Data Breach Class Actions: Misuse of private information claims are not the answer

While not much has changed on the data privacy representative action front since the Lloyd v Google judgement from 2021, an English High Court decision from 2023 has shown that representative actions are unlikely to operate as a suitable vehicle for 'misuse of private information' claims. In Andrew Prismall v Google and DeepMind Technologies, the English High Court determined that a representative (opt-out) claim for misuse of private information was effectively the same as a representative claim for data protection breach.
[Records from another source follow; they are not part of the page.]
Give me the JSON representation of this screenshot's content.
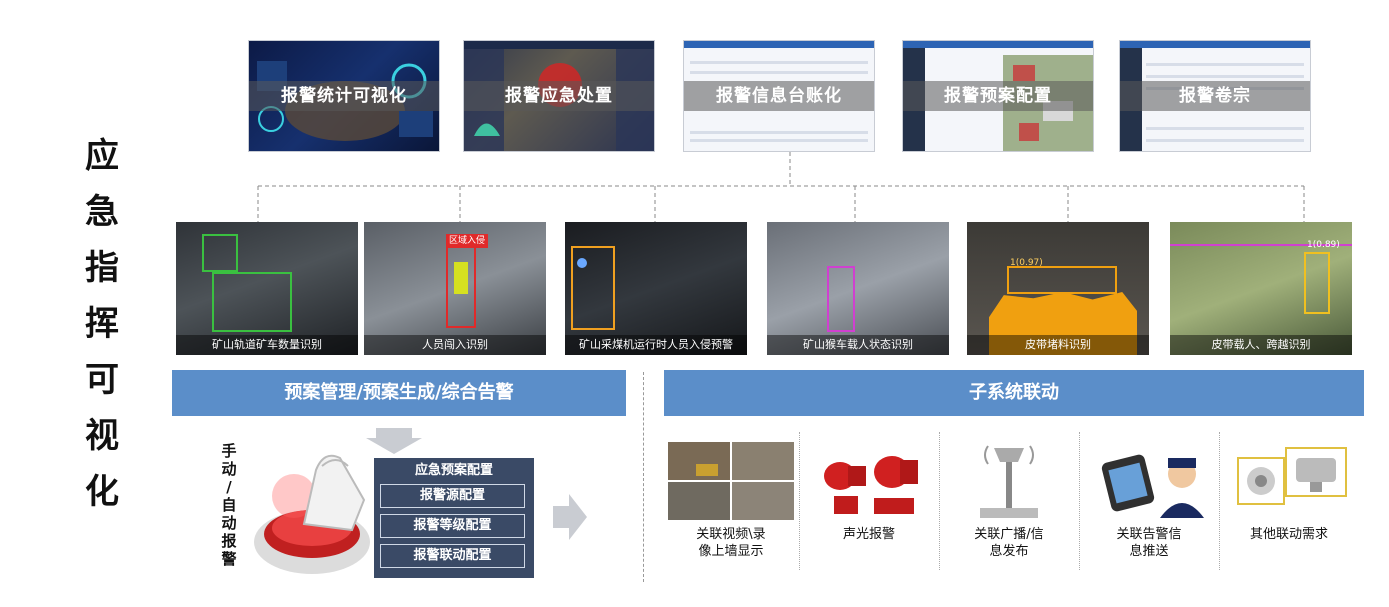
{
  "title_chars": [
    "应",
    "急",
    "指",
    "挥",
    "可",
    "视",
    "化"
  ],
  "screens": [
    {
      "label": "报警统计可视化",
      "style": "dark1"
    },
    {
      "label": "报警应急处置",
      "style": "dark2"
    },
    {
      "label": "报警信息台账化",
      "style": "light"
    },
    {
      "label": "报警预案配置",
      "style": "light"
    },
    {
      "label": "报警卷宗",
      "style": "light"
    }
  ],
  "cameras": [
    {
      "caption": "矿山轨道矿车数量识别"
    },
    {
      "caption": "人员闯入识别",
      "tag": "区域入侵"
    },
    {
      "caption": "矿山采煤机运行时人员入侵预警"
    },
    {
      "caption": "矿山猴车载人状态识别"
    },
    {
      "caption": "皮带堵料识别",
      "tag": "1(0.97)"
    },
    {
      "caption": "皮带载人、跨越识别",
      "tag": "1(0.89)"
    }
  ],
  "left_section": {
    "header": "预案管理/预案生成/综合告警",
    "manual_chars": [
      "手",
      "动",
      "/",
      "自",
      "动",
      "报",
      "警"
    ],
    "config_title": "应急预案配置",
    "config_items": [
      "报警源配置",
      "报警等级配置",
      "报警联动配置"
    ]
  },
  "right_section": {
    "header": "子系统联动",
    "items": [
      {
        "label_line1": "关联视频\\录",
        "label_line2": "像上墙显示",
        "icon": "video-wall-icon"
      },
      {
        "label_line1": "声光报警",
        "label_line2": "",
        "icon": "siren-icon"
      },
      {
        "label_line1": "关联广播/信",
        "label_line2": "息发布",
        "icon": "broadcast-tower-icon"
      },
      {
        "label_line1": "关联告警信",
        "label_line2": "息推送",
        "icon": "phone-guard-icon"
      },
      {
        "label_line1": "其他联动需求",
        "label_line2": "",
        "icon": "speaker-camera-icon"
      }
    ]
  },
  "colors": {
    "header_blue": "#5b8ec9",
    "config_bg": "#3a4a66"
  }
}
The case was therefore assessed in the same light as Lloyd v Google and subsequently struck out.

In this blog, we look at the High Court's decision and consider what it means for data breach class actions.

Background

The case involved an action brought against Google and its subsidiary, DeepMind Technologies, by Andrew Prismall on behalf of 1.6 million hospital patients who claimed damages due to a loss of control over their patient data following the transfer of the data from the hospital to Google in 2015. The transfer related to the provision of an app development project by DeepMind which was intended to be used by the hospital to help doctors automatically identify patients that may be suffering from kidney injuries.

Mr Prismall raised his claim under the English common law tort of misuse of private information. Mr Prismall argued that the receipt and use of patients' medical data without their explicit consent resulted in a loss of control of private information and a violation of their reasonable expectation of privacy. The transfer was described by Mr Prismall as a misuse of patient data and was framed as being a claim for the 'misuse of private information' as opposed to a claim for the breach of the patients' rights under data protection law.

With reference to Gulati v MGN Ltd, Mr Prismall argued that the circumstances warranted compensation and that all members of the class had lost control of their private information, at least to some extent, during the transfer. Google argued that the variations between class members' experiences made it impossible to establish misuse of private information for the whole class. Countering, Mr Prismall's position was that compensation could and should be calculated based on a minimum shared harm, being the lowest common denominator shared by all class members, constituting the ''same interest'' needed to bring a representative action.

The decision

In its assessment of Mr Prismall's claim, the court emphasised the need for all class members to share a realistic prospect of establishing a reasonable expectation of privacy, as well as the need to show that the impact was not insignificant. On the lowest common denominator argument, the court considered what the lowest common denominator might look like among patients, on a hypothetical scenario, and determined that the lowest common denominator might not cross the de minimis threshold. For example, there may have been patients that had one single appointment with no significant or sensitive information shared.

The court also found that taking the lowest common denominator approach would suggest that no member of the claimant class could be said to have a reasonable expectation of privacy because the lowest common denominator may be that the patient information contained limited information that could be regarded as having been made public.

Based on these points, the representative action fell because not all class members had experienced the same harm in respect of infringements of their privacy, and individualised assessments of damages would be needed.

Our comments

This case shows the continued difficulty that data subjects will face in attempting to establish a mass data breach action under English law, regardless of how they frame it. Mr Prismall's unsuccessful attempt at bypassing the Lloyd v Google decision, which effectively prevents representative actions for breach of data protection law without proof of actual loss, demonstrates that misuse of private information claims are not an alternative route to mass data breach actions.

From an analytical perspective, we see how easily a claim can fall apart when individualised factors and harm assessments are essential to the core of a claim, but it is assessed through a collective lens. That is because, at their core, some claims are better suited to assessment on an individual basis.

With Prismall demonstrating the limitations of raising a representative data breach action based on the misuse of private information, litigators are yet to determine the most effective approach to pursuing collective data breach actions.